I've heard of several cases lately, and in fact I had one myself, where the neurophysiologist reported the information accurately, but the surgeons didn't respond appropriately, so the opportunity was lost. (Or you could argue that neurophysiology didn't communicate effectively enough). For instance, suppose you lose the MEP, and it might be due to anesthesia. What do you tell the surgeon? What should be done? I'll leave that as as an excercise for the reader, or a topic of discussion on the list. It's very clear, though, that you can't just say, "well, it's probably anesthesia" and do nothing about it, and you can't just keep on operating with a sinking feeling; there has to be some appropriate response.
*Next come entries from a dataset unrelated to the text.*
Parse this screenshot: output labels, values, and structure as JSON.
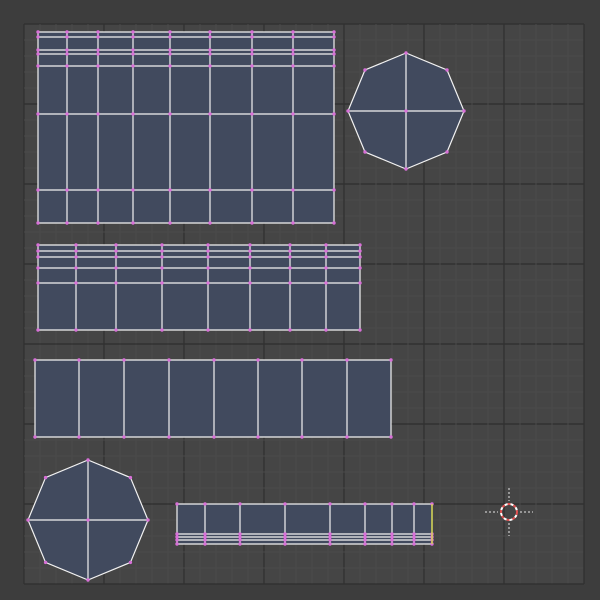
{
  "colors": {
    "background": "#3d3d3d",
    "uv_space": "#454545",
    "grid_minor": "#4a4a4a",
    "grid_major": "#2f2f2f",
    "face_fill": "#414a5e",
    "edge": "#f2f2f2",
    "vertex": "#d870d8",
    "active_edge": "#d6d64a",
    "cursor_red": "#e05050",
    "cursor_white": "#ffffff"
  },
  "icons": {
    "cursor": "2d-cursor-icon"
  }
}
So I'm excited; I think we can look forward to a lot of improvements in our practice, a lot of new techniques and much better understanding of what we're doing. The big challenge is going to be keeping ourselves and the surgeons up on the new developments so we can really make a difference.

I talked to some Europeans about education and training and such, and what I found out is that they have much the same philosophy of training that we have-- that is, no philosophy and no training! People are still learning, or being trained, on the job, just like here. The difference is that monitoring there is probably harder to find, and driven much more by MD's rather than by techs (and PhD's), by insurance, by billing, by liability. As far as I know, there are just no mobile services/private practices over there; it's all hospital based, so if techs and nurses and others do have to be trained, you can take a long time to do it, whereas here, I'm afraid that a lot of people, whether they're techs or foreign MD's or whatever, get minimal training before being thrown in.

Behind our efforts, let there be found our efforts, and let the good times roll!